Unlike other files received, the latest file will contain all data rows each day and therefore, we have to handle the differences to prevent identical records from being re-processed each day.
I have a suitable mechanism for handling inserts and updates but am currently struggling with the deletes (where the record exists in the database but not in the latest file).
My current thought process is to flag the deleted records in the database using a 'cleanup' task at the end of the entire process but this would require a method to be called once all 'object' messages from the disassembled file have completed.
Is it possible to monitor individual messages from a multi-record file and call a method on completion of the whole file? Currently, all research is pointing to an orchestration with some sort of 'wait' but is this the only option?
Example: File contains 100 vehicle records. This is disassembled into 100 individual XML messages which are processed using 100 calls to a web service method. Wish to call cleanup operation when all 100 messages are complete.
The best way I've found to handle the 'all rows every day' scenario is to pre-stage the data in SQL Server where it's easier to compare the 'current' set to the 'previous' set. The INTERSECT and EXCEPT operators make it pretty easy in most cases.
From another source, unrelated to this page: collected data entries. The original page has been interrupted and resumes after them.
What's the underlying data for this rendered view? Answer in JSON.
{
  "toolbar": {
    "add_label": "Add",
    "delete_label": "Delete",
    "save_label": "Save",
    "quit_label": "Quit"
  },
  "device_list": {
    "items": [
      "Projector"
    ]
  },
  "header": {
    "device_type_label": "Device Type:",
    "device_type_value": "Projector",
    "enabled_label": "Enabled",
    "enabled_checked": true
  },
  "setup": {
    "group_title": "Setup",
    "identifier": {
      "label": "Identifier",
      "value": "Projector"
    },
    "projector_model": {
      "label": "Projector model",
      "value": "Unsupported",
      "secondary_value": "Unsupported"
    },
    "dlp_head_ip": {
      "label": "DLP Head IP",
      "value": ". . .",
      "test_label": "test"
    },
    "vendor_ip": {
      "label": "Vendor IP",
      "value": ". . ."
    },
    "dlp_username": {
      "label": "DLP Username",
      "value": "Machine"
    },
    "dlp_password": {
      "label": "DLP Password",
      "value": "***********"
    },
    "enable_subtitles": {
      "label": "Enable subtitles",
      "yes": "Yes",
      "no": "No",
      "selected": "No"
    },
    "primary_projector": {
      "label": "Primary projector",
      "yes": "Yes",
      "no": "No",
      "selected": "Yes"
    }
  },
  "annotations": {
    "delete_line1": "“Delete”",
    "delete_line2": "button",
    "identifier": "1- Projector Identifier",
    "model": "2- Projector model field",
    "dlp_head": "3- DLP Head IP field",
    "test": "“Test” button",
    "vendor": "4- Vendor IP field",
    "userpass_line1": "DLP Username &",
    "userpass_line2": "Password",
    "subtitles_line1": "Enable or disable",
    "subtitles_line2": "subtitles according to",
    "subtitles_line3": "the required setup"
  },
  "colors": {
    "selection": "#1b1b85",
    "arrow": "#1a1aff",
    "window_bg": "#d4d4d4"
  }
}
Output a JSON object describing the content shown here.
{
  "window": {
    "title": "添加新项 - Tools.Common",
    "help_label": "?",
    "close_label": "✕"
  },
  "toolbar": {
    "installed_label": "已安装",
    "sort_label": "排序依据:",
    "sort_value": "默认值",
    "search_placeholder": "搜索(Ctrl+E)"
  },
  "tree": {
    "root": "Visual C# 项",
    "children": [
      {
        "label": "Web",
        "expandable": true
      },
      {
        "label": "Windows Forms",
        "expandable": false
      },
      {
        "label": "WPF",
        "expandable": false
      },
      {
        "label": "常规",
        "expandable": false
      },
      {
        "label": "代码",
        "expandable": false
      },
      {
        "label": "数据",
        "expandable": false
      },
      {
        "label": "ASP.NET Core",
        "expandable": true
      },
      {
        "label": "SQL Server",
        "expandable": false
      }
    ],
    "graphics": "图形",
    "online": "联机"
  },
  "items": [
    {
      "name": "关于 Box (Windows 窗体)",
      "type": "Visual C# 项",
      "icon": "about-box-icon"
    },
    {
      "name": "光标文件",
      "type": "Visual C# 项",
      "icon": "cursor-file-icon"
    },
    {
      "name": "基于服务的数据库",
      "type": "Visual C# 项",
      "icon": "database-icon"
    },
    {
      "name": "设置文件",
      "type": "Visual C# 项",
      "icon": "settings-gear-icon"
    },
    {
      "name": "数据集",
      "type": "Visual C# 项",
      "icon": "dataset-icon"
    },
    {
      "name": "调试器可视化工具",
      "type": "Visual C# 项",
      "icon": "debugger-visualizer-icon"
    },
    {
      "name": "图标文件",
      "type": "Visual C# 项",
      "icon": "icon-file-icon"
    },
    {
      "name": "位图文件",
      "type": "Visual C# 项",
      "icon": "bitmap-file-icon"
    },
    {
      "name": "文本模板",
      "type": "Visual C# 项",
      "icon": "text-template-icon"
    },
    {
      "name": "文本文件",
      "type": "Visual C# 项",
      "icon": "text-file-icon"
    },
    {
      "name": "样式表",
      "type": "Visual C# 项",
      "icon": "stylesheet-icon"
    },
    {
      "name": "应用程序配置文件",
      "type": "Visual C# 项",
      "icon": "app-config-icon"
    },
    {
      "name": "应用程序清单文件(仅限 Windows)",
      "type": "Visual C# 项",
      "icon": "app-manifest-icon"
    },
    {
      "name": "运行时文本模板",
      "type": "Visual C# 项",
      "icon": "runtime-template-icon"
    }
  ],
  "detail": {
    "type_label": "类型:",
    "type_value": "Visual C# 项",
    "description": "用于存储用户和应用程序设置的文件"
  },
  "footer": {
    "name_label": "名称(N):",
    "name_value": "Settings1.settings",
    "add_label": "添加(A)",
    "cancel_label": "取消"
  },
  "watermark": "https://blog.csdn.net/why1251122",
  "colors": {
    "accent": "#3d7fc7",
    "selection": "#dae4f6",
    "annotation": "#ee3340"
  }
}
Then drain the records with a Polling statement.
The component that does the de-batching would need to publish a start of batch message with the number of individual records and a correlation key.
The components that do the insert & update would need to publish a completion message with the same correlation key when it is completed processing.
The start of batch message would have spun up an Orchestration that would would listen for the completion messages with that correlation key and count the number, and either after it has received the correct number or after a timeout period it would call the cleanup or raise an exception.